Grouchy staff members who appear burdened at their jobs, with no time to take a break or have lunch (as I was informed) are also a clear indication of not enjoying either their work or their work place; not having the tools or procedures in place to work efficiently and effectively and/or not being interested in having positive interaction with their customers – they rather use the power of their positions against the customer, rather than for the customers’ benefit. If you vex and we vex, what good will come of that? Let’s work together to find positive solutions for everyone!
In this technological age, there is no need for persons to be standing outside in the wee hours of the morning in an attempt to get served. If the registration process is organized properly, persons can arrive at a sensible hour, be processed quickly and leave within a reasonable time frame.
a) There should be a registration desk on the outside with a numbered sheet for customers to sign as they arrive, then have a seat. At 8 a.m. a staff member, equipped with a portable waistband PA system, would man the desk with a laptop computer showing a numbered spreadsheet listing the various categories of applicants: new born babies, old passport to e-passport registrations, e-passport renewals and any others.
b) Customers would then approach the registration desk in number order when their names are called (using the microphone headset on the PA system instead of shouting), until everyone’s name is entered in the appropriate category column, with any senior citizen/disabled persons in attendance being identified so that they can be seen first in their category.

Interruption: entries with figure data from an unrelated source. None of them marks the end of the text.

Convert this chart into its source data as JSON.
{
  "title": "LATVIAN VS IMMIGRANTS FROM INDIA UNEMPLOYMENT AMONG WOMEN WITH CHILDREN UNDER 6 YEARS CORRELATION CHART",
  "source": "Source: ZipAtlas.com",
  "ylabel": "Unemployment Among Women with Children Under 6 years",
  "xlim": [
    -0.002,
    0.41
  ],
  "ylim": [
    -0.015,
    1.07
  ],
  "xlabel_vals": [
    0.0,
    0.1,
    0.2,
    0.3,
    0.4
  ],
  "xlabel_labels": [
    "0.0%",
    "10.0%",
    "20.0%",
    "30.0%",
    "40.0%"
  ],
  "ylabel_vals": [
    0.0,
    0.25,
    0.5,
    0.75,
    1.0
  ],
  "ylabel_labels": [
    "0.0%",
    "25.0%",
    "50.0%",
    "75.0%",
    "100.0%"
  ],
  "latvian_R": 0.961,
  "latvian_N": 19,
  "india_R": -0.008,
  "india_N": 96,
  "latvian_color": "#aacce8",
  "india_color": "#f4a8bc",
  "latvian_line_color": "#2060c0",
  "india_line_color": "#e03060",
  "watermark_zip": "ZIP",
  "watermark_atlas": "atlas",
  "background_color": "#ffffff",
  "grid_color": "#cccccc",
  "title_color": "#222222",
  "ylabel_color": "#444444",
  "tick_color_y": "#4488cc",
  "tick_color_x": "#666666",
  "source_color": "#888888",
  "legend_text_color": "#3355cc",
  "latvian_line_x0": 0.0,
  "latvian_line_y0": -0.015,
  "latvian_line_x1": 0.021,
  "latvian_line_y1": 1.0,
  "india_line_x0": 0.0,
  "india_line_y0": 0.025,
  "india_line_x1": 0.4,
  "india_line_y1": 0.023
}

Since the Passport Office is aware of how many applicants they can process in a day, once that quota is reached, any other applicant’s name can be placed on the following day’s roster (which should be limited to an additional five persons) and the applicant can then leave knowing they can return the following day and be seen, rather than having to wait for four hours before being turned away!
c) This registration process would not take long, and the list generated would be the working list for the day’s activities. It should be uploaded on to a monitor inside so that applicants can see the progress of their group in real time (just like ordering pizza or waiting to be seen at the Cable office!)
Once inside, the various categories would then be directed systematically to other staff members’ stations where they can have their documents checked to make sure they are in order. They will also receive their forms to pay the cashier and get their receipts. Once their number is called for processing, their time spent at the counter would be minimized since their documentation would have already been checked.
This method would allow many more persons to be processed in a day. If e-passport renewals require a mere 10 to 15-minute processing time, there should be one cubicle dedicated to renewals throughout the day so that more renewal applicants can be served.
A locked suggestion box should be available for customers’ use and it should be opened by someone at the permanent secretary level for weekly review. How many times do the ‘higher-ups’ visit offices under their purview to observe what exactly is taking place and confer with staff on a regular basis for feedback?
These letters have taken quite a lot of effort to write, and it is hoped that they are received positively and will achieve mutually beneficial results for us all.